For my birthday in April, a thoughtful friend sent me a card with a joke about cooking with vodka and a book called The Happiness Project by Gretchen Rubin. I was skeptical of the book. Its cover is bright and cheery and says “Happiness” on it. It falls in the “self-help” category. It is a bestseller. I put it in my nightstand book queue, a place where books face unclear fates.
While packing for our vacation last week, I did the usual frenzied gathering of reading material, grabbing The Happiness Project and Yuvi Zalkow’s A Brilliant Novel in the Works.
These two books were an odd pair. Yuvi’s book was an odd pair with the beach. But both books and the beach ended up being just what I needed.
I’ll post about Yuvi’s novel (which I adored) later. If I’ve chatted with you recently, I probably mentioned The Happiness Project. I told you it’s full of wisdom that seems obvious when you hear it, which somehow makes it more powerful. It says you should work at being happy. That you shouldn’t feel selfish or petty or uncool for doing so. And that being happy will make others around you happier. And this is all wrapped up with interesting quotes and tidbits from great thinkers and spiritual leaders. Gretchen Rubin is a sensible person and a thorough researcher, which makes the exploration of the topic more interesting but also preserves a kind of detachment from the concept of “happiness” that calmed my anxieties around self-help indulgence.
One of the ideas that kicked me in the kidneys: “Don’t let the perfect be the enemy of good.” In other words, don’t let your idea of how things should be done leave you paralyzed, doing nothing. I am guilty.
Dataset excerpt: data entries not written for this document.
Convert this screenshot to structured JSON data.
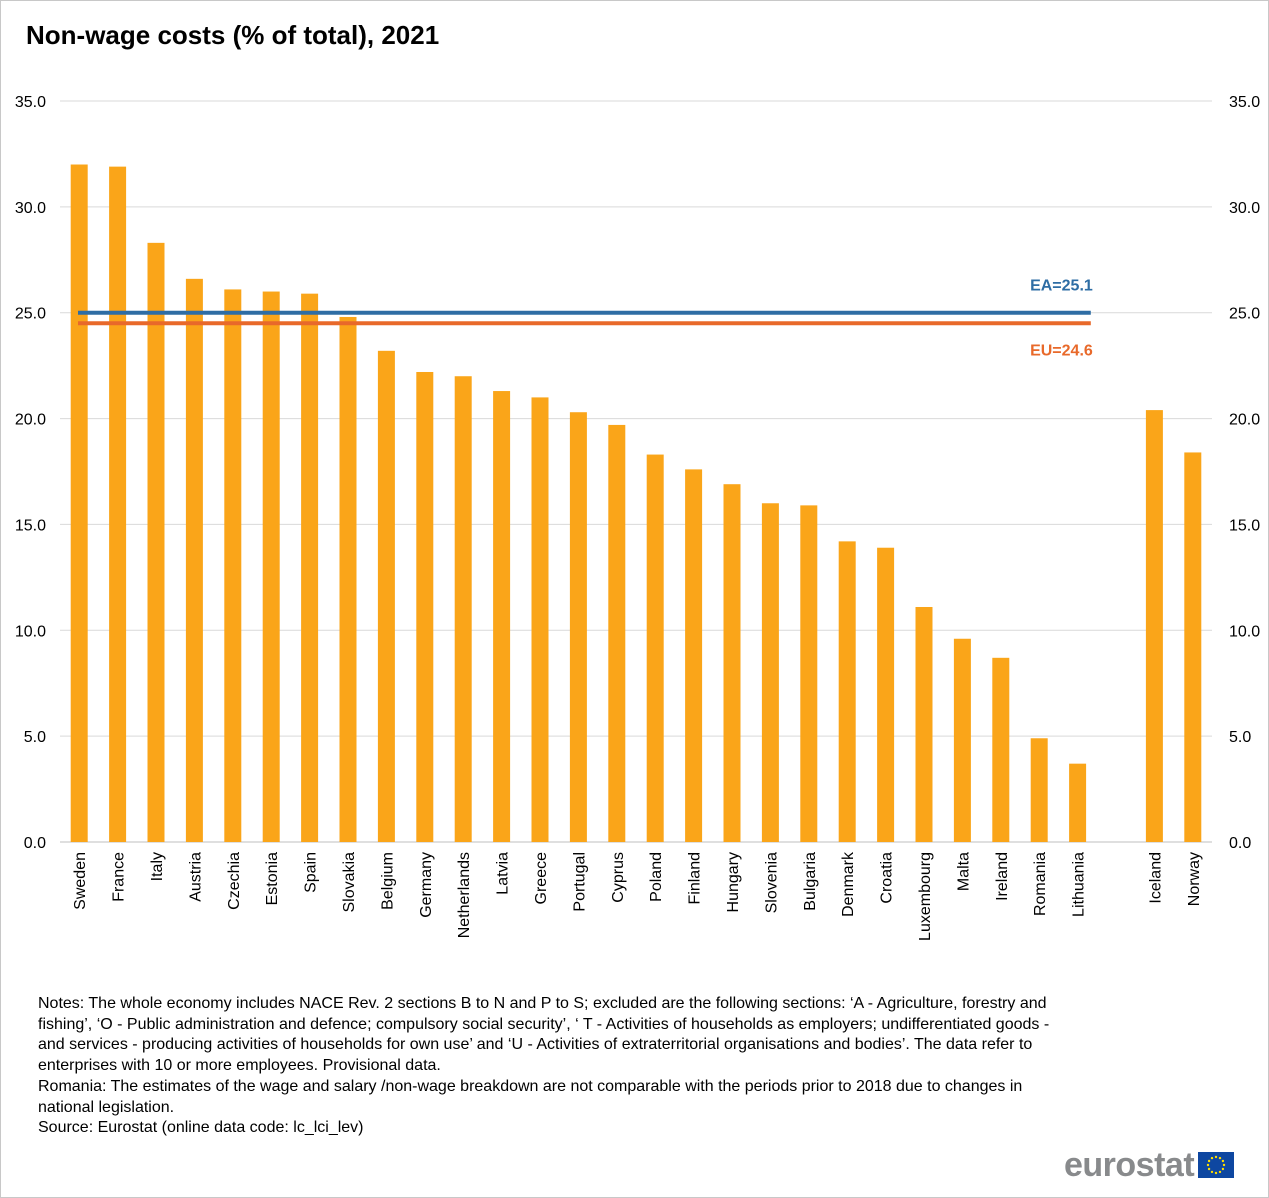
{
  "chart_data": {
    "type": "bar",
    "title": "Non-wage costs (% of total), 2021",
    "xlabel": "",
    "ylabel": "",
    "ylim": [
      0,
      35
    ],
    "yticks": [
      "0.0",
      "5.0",
      "10.0",
      "15.0",
      "20.0",
      "25.0",
      "30.0",
      "35.0"
    ],
    "grid": true,
    "bar_color": "#faa519",
    "categories": [
      "Sweden",
      "France",
      "Italy",
      "Austria",
      "Czechia",
      "Estonia",
      "Spain",
      "Slovakia",
      "Belgium",
      "Germany",
      "Netherlands",
      "Latvia",
      "Greece",
      "Portugal",
      "Cyprus",
      "Poland",
      "Finland",
      "Hungary",
      "Slovenia",
      "Bulgaria",
      "Denmark",
      "Croatia",
      "Luxembourg",
      "Malta",
      "Ireland",
      "Romania",
      "Lithuania",
      "",
      "Iceland",
      "Norway"
    ],
    "values": [
      32.0,
      31.9,
      28.3,
      26.6,
      26.1,
      26.0,
      25.9,
      24.8,
      23.2,
      22.2,
      22.0,
      21.3,
      21.0,
      20.3,
      19.7,
      18.3,
      17.6,
      16.9,
      16.0,
      15.9,
      14.2,
      13.9,
      11.1,
      9.6,
      8.7,
      4.9,
      3.7,
      null,
      20.4,
      18.4
    ],
    "reference_lines": [
      {
        "name": "EA",
        "value": 25.1,
        "label": "EA=25.1",
        "color": "#2e6da4"
      },
      {
        "name": "EU",
        "value": 24.6,
        "label": "EU=24.6",
        "color": "#e8692a"
      }
    ]
  },
  "notes": {
    "text": "Notes: The whole economy includes NACE Rev. 2 sections B to N and P to S; excluded are the following sections: ‘A - Agriculture, forestry and fishing’, ‘O - Public administration and defence; compulsory social security’, ‘ T - Activities of households as employers; undifferentiated goods - and services - producing activities of households for own use’ and ‘U - Activities of extraterritorial organisations and bodies’. The data refer to enterprises with 10 or more employees. Provisional data.",
    "romania": "Romania: The estimates of the wage and salary /non-wage breakdown are not comparable with the periods prior to 2018 due to changes in national legislation.",
    "source": "Source: Eurostat (online data code: lc_lci_lev)"
  },
  "logo": {
    "text": "eurostat",
    "flag_color": "#0e47a1",
    "star_color": "#ffdd00"
  }
}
My friend is special. I’m not buying off her wedding registry like everyone else, I’m going to find a piece of artwork that captures her unique style yet still surprises her in a way that makes her raise one eyebrow and smile. This piece will be a one-of-a-kind original yet reasonably priced and created by an artist who has an interesting personal story I can tell her about as she delicately lifts it from sophisticated wrapping paper.
This has been a four-year search. My friend has had a baby since then, so I feel the piece of art should reflect her new maternal role as well. And that will cover the baby gift I need to get her, too…
So. You see.
And I do something similar with my writing. As if I’m afraid there are only so many words, or rather, so many perfect moments where the mood and coffee and sunlight come together in just the right way for me to capture a stunning combination of ink and paper.
Speaking of ink and paper, I remember the brilliant hoodie-wearing art director (mentioned here) once telling me he was making an effort to think of his Moleskines as “less precious” and actually use them. I knew exactly what he meant. For one, the things aren’t cheap. And they’re so beautifully and simply constructed it’s easy to let yourself believe only the purest ideas or sketches or poems should kiss their pages. But they are for using; that is their primary function. None too precious. Don’t let the perfect be the enemy of the good.
This idea, the bigger idea of working to be happy, and some practical problem-solution tactics from Gretchen Rubin changed my mind about this blog. I’m starting a new full-time job Monday at an advertising agency. Time is about to become precious. But rather than abandon the blog, I plan to post more often.
Not all of the posts will be great. But they haven’t been so far. And that’s OK. The blog is my daily writing workout to get me in shape for the pole vaults and marathons that sparkle in my peripheral vision: my Other Writing Projects.
I hope you’re excited to see more posts in your inbox or RSS reader. Actually, where and how do you read this blog? I’m curious. If you do go to the actual site, you’ll see I’ve got a new template design going. There are some pages explaining some things. There is an attempt at loose categorization of posts. There are some little nuggets that might change from time to time. Kind of fun.
Let me know what you think, and if you have anything in particular you’re going to think of as less precious in your own life. Any big happiness changes? Spill it.
(I realize I asked you a few questions in this post. Answer what you may.)